Dinosaur eggs with embryos of the Dendroolithidae type from the Nanchao Formation were identified as belonging to therizinosaurs based on anatomical features, and described by paleontologist Martin Kundrát and colleagues in 2007. The development of the embryos (their bones were extensively ossified) and the fact that no adults were found in association with the nests indicate that therizinosaur hatchlings were precocial, capable of locomotion from birth, and able to leave their nests to feed alone, independently of their parents. The development of the teeth of the hatchlings was consistent with an omnivorous diet. Subterraneously constructed nests are also indicative of a lack of parental care during the incubation period.

In a 2013 conference abstract, paleontologist Yoshitsugu Kobayashi and colleagues reported a nesting ground of theropod dinosaurs at the Javkhlant Formation, which contained at least 17 egg clutches from the same layer within an area of 22 m by 52 m. Each clutch contained 8 spherical eggs with rough surfaces which were in contact with each other and arranged in a circular structure without a central opening. Based on microscopical features in the eggshells, the researchers identified the eggs as the type Dendroolithidae, which had previously been attributed to therizinosaurs. Though therizinosaurs are not known from the Javkhlant Formation, it overlies the Bayan Shireh Formation, where Segnosaurus, Erlikosaurus, and Enigmosaurus were found.
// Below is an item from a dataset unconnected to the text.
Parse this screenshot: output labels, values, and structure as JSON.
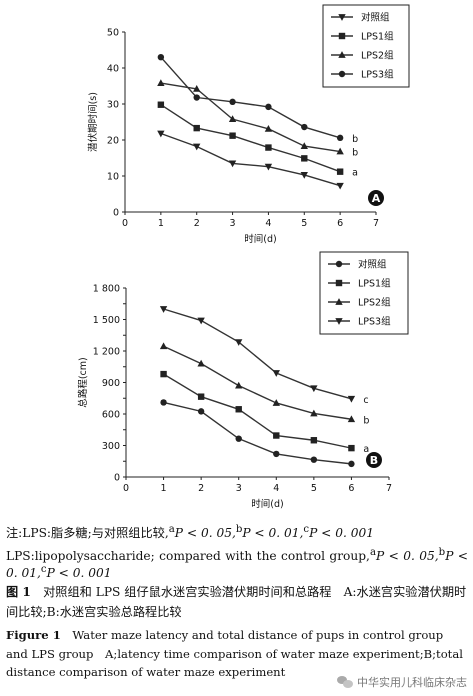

The multiple clutches indicate that some therizinosaurs were colonial nesters, like hadrosaurs, prosauropods, titanosaurs, and birds, and the fact that they were found in a single stratigraphic layer suggests the dinosaurs nested at the site on a single occasion, and therefore did not exhibit site fidelity. The discovery was the first record of colonially nesting non-avian theropods from Asia, as well as the largest known non-avian theropod colony.